L’explication est à la fois simple et complexe. Simple parce que l’argent est comme toute matière première. Quand le coût de l’argent est bas, alors les taux de crédit sont bas. Le coût de l’argent, c’est le taux directeur de la banque centrale européenne. Il est de 0,05% aujourd’hui (les dépôts à la BCE sont même négatifs à -0,2%). Par ailleurs, plus le taux d’emprunt de l’argent est long, plus le taux est élevé. Or, aujourd’hui, ce n’est plus le cas : les taux longs sont comparables aux taux courts (0,25% à 5 ans et 0,56 % à 10 ans). On dit alors que les courbes de taux sont « plates ». Complexe, parce que le prix de revient de l’argent pour une banque est aussi compliqué que pour une industrie. Il faut ajouter au coût de l’argent, le coût du risque de taux, le coût du risque de liquidité, le coût du risque de contrepartie et le coût de gestion du crédit lui-même. Les taux de crédit sont donc très bas aujourd’hui parce qu’essentiellement le coût de l’argent est très bas, à court comme à long terme.

Mais alors, dans ces conditions, pourquoi tout le monde ne se précipite-t-il pas aux guichets de banque pour s’endetter ?

C’est ce que je vous recommande de faire ! Blague à part, c’est encore un peu plus complexe que cela. Vous avez d’un côté des taux de crédits très bas et les pouvoirs publics s’en félicitent pour faciliter l’investissement et donc la relance. C’est toute la stratégie de la BCE. Mais les mêmes pouvoirs publics s’organisent pour réglementer toujours plus le monde bancaire au titre –certes louable- de protéger à la fois le consommateur et la solidité du monde bancaire. C’est un peu schizophrénique : on accélère d’un pied et on freine de l’autre.

Que vont donc faire les banques ?

Les banques sont coïncées en quelque sorte dans un étau, entre la volonté de distribuer des crédits – c’est leur métier ! – à très faible marge voire à perte (concurrence oblige..) et le coût de refinancement de ces crédits qui n’est pas aussi bas que je viens de le dire. Il faut en effet tenir compte d’une rémunération de l’épargne souvent trop élevé par rapport au coût de l’argent. Le PEL (2%)et le livret A (1%), produit d’épargne encadrés, sont ostensiblement trop bien rémunérés eu égard au coût de l’argent. Politiquement, c’est bien pour les épargnants, financièrement c’est un contresens pour les banques.

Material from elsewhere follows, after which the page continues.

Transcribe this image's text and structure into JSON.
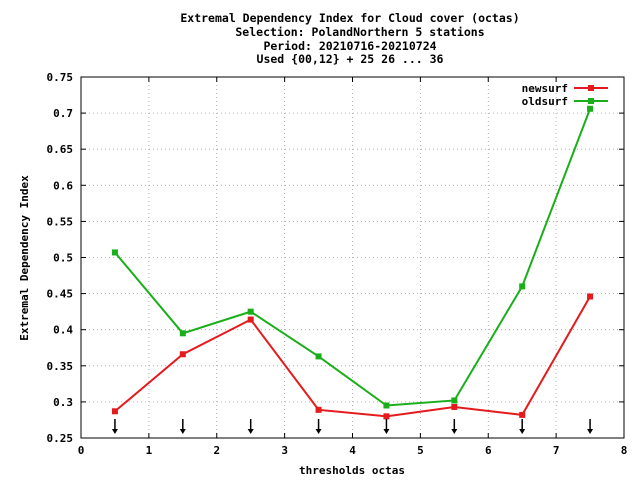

Cela veut-il dire que les banques ne vont plus octroyer autant de crédits ?

Non, pas nécessairement. Mais les banques n’ont plus de marge de manœuvre sur les crédits à l’immobilier. D’une part, on vient de le voir, le coût de refinancement est finalement trop cher par rapport aux taux de crédit octroyé, pour permettre de couvrir tous les coûts du risque. D’autre part, il y a encore quelques mois, le fait de ne pas avoir de courbes plates (j’en ai parlé il y a quelques minutes) permettait d’arbitrer les durées de refinancement et de dégager une marge financière, qui, le cas échéant, pouvait permettre d’améliorer le taux de crédit immobilier octroyé au client. Ce n’est plus le cas aujourd’hui.

Alors, les taux de crédit à l’immobilier vont nécessairement remonter, si je comprends bien…

C’est une des options effectivement. Mais on peut également espérer un maintien de ces taux aussi bas, de la manière suivante. La demande est faible et les encours de crédits dans le bilan des banques se réduit parfois. Dans ces conditions, beaucoup de banques envisagent de pousser les feux sur les crédits pour mieux mutualiser leurs coûts de refinancement cher et moins cher. Le volume fera baisser le taux de refinancement moyen et permettra donc de maintenir des taux de crédit bas."